Difficile, à la lecture de cet essai, de ne pas réfléchir à notre propre consommation de réseaux sociaux. Peut-être même envisagerez-vous de quitter Twitter pour un temps, ce réseau social qui peut sembler si douillet quand tout va bien et si odieux dès lors que vous êtes pris pour cible… on sort de cette lecture avec la sensation qu’il faut mettre en garde nos enfants sur les usages des réseaux sociaux : on n’y écrit pas n’importe quoi, tout est public, et rien ne s’efface vraiment (mais si vous y mettez le prix, des professionnels peuvent le dissimuler sous le tapis). Et une fois qu’on a compris ça, tout ira bien ? Pas forcément. Car ce qui nous semblait tout à fait acceptable, drôle ou innocent peut être perçu différemment par le reste des internautes…
Mais pourquoi ceux-là s’érigent-ils en censeurs, en justiciers ? Jon Ronson l’explique très bien : le web donne une voix à la majorité silencieuse, celle qui n’arrive pas à s’exprimer dans la vraie vie. Chacun a un poids sur la toile. Ivres de ce pouvoir, certains en profitent pour juger leurs camarades. À plusieurs, ils gagnent une importance qu’on ne leur accorde pas hors d’Internet… combien de fois avons-nous pensé, mécontent d’une marque, « je vais la pourrir sur la toile ! » ? C’est ce phénomène qui intéresse aussi Jon Ronson et, par son intermédiaire, le lecteur.

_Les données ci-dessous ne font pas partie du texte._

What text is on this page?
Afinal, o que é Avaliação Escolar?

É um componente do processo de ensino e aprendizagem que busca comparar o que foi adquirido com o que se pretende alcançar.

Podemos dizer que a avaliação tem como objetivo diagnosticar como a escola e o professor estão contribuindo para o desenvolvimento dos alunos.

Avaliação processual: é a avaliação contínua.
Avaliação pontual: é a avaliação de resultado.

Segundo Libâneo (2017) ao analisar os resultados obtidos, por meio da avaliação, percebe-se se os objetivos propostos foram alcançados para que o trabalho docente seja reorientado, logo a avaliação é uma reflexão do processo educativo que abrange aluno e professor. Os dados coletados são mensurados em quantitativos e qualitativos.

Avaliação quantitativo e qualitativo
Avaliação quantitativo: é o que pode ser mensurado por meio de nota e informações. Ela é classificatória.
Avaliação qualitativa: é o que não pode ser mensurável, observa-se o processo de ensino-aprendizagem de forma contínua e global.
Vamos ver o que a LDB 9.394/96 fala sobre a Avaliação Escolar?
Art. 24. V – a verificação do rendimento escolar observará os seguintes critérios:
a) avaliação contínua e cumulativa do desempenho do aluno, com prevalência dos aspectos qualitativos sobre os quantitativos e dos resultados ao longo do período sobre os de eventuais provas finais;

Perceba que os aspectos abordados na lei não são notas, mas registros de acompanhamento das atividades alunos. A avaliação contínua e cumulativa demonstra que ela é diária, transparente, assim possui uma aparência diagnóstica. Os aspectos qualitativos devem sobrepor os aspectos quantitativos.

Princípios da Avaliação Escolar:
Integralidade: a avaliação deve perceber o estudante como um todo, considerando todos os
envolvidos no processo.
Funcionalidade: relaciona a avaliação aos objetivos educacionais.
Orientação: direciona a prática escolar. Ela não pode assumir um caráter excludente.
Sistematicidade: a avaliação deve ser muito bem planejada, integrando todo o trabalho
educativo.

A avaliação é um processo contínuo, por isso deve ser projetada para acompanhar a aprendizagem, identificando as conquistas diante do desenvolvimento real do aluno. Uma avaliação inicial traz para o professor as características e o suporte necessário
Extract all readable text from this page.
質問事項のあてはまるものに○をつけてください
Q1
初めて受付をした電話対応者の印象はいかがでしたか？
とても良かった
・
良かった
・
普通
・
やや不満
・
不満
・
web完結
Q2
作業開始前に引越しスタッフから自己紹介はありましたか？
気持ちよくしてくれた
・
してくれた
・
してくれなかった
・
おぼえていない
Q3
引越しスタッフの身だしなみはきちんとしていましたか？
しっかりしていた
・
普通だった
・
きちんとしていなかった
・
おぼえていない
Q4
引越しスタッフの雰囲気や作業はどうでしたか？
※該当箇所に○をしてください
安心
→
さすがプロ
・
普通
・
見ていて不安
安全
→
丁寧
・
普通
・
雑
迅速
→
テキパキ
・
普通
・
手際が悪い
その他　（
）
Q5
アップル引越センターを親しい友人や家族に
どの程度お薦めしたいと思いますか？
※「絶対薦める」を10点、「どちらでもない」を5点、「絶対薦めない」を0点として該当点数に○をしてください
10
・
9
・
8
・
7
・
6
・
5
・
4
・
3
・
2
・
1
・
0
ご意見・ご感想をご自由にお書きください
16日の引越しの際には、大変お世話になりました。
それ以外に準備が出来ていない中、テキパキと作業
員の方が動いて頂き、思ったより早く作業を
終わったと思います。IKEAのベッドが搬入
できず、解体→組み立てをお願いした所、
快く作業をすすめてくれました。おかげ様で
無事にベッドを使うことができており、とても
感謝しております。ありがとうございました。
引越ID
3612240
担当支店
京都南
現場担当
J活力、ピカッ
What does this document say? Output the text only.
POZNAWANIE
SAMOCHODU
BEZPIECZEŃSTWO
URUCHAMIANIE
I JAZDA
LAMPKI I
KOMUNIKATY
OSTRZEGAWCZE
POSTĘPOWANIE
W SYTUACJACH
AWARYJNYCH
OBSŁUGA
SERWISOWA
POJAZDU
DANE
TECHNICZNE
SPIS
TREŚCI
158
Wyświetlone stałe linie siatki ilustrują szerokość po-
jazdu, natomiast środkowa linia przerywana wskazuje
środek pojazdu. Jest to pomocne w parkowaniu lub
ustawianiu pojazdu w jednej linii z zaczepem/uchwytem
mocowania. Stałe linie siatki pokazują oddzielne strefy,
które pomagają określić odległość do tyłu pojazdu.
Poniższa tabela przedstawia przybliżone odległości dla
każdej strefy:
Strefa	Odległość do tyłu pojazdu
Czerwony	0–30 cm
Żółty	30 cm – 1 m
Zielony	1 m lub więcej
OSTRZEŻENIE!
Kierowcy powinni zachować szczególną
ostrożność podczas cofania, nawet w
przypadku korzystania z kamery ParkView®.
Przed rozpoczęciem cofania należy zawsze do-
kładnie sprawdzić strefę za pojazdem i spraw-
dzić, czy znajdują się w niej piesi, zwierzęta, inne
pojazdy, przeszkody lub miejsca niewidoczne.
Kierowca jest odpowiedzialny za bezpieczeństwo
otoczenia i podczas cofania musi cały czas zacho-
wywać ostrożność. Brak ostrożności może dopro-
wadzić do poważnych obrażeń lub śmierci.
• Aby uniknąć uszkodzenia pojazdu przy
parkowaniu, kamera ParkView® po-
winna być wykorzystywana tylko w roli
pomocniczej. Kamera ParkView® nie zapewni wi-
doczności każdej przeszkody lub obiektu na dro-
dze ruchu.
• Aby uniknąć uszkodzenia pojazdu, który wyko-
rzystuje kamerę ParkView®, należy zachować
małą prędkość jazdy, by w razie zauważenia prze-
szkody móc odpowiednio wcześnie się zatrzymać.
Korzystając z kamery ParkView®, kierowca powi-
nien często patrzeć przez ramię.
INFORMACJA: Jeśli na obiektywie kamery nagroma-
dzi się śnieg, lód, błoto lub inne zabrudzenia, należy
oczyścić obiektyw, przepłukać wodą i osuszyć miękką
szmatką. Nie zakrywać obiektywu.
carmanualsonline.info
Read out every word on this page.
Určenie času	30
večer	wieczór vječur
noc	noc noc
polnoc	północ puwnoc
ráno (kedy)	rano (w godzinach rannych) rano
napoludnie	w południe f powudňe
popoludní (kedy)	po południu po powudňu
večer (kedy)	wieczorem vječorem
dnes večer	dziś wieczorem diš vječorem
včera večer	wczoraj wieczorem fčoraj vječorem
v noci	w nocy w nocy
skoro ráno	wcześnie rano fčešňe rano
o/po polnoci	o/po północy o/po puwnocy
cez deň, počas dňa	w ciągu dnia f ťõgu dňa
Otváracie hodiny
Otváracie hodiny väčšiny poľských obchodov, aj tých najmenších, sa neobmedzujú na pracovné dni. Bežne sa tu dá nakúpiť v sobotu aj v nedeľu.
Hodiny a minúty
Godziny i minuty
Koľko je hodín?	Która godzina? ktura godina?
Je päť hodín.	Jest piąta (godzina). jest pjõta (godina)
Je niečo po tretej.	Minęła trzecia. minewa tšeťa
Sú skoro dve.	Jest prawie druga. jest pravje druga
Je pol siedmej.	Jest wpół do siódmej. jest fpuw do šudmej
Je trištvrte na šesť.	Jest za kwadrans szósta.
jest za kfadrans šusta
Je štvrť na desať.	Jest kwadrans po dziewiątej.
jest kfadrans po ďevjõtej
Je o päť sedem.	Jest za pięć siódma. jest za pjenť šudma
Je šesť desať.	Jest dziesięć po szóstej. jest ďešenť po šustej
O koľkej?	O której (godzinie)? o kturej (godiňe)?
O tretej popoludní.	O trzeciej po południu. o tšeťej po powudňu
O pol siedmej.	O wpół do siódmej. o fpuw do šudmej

Un livre donc très actuel, mais qui sera probablement vite dépassé, tant les choies évoluent vite dans le domaine des réseaux sociaux. Peut-être que Jon Ronson devrait se pencher dans un nouveau livre aux dramas qui secouent fréquemment la blogosphère littéraire… nul doute qu’il trouverait beaucoup de choses à en dire.